Mailing List Archive: Wikipedia in Google

Wikipedia in Google

Jan 7, 2003, 6:25 AM

Post #1 of 3 (370 views)

Dear Sirs,

Wikipedia is a large, collaborative project to produce a free
encyclopedia. There are currently nearly 100,000 articles, and about
200,000 page impressions per day.

As of last weekend, all Wikipedia articles seem to have disappeared from
the Google index. Wikipedia article URLs look like this:

http://www.wikipedia.org/wiki/<article-name>

We are not aware of an outage that might have caused the Google spider
to miss the pages. I would much appreciate it if you could shed some
light on the issue.

Sincerely,

Erik Moeller
--
FOKUS - Fraunhofer Insitute for Open Communication Systems
Project BerliOS - http://www.berlios.de

Re: Wikipedia in Google [ In reply to ]

brion at pobox

Jan 7, 2003, 6:48 AM

Post #2 of 3 (365 views)

Permalink

On mar, 2003-01-07 at 05:25, Erik Moeller wrote:
> As of last weekend, all Wikipedia articles seem to have disappeared from
> the Google index.
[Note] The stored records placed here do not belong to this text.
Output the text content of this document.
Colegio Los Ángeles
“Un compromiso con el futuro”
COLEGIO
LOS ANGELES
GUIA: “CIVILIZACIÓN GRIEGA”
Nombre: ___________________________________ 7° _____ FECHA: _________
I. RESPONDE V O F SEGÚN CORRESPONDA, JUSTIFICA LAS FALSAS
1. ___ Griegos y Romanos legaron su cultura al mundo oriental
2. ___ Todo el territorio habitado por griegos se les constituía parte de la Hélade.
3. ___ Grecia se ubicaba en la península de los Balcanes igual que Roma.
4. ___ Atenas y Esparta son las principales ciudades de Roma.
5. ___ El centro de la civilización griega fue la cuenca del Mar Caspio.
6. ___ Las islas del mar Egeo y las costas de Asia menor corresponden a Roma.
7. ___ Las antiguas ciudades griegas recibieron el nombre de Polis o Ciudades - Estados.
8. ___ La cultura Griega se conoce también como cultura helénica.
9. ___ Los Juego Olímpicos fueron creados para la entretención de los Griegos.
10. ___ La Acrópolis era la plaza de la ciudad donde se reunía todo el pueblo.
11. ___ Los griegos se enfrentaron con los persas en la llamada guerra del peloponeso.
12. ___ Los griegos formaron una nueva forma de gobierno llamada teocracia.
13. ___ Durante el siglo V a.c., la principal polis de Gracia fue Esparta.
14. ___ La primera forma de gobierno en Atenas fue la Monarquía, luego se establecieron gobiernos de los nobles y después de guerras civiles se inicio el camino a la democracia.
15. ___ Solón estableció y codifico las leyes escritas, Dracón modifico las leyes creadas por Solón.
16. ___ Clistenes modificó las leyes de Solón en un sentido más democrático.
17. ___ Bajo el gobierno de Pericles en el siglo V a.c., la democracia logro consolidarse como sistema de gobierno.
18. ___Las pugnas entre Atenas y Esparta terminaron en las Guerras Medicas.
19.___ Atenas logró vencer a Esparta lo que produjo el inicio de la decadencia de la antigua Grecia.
Wikipedia article URLs look like this:
>
> http://www.wikipedia.org/wiki/<article-name>
>
> We are not aware of an outage that might have caused the Google spider
> to miss the pages. I would much appreciate it if you could shed some
> light on the issue.

Upon noticing that the main pages and mailing list archives _are_
indexed, I have my suspicions about our robots.txt file; the line:

Disallow: /w

perhaps should be:

Disallow: /w/

The former may be accidentally blocking /wiki/<arcticle-name> paths
-- which of course form the bulk of our content! -- in addition to the
scripted pages via direct access to the /w subdirectory that it's
intended to block.

I have updated the robots.txt file; if indeed this is how the googlebot
was interpreting the line, I hope we can be respidered soon...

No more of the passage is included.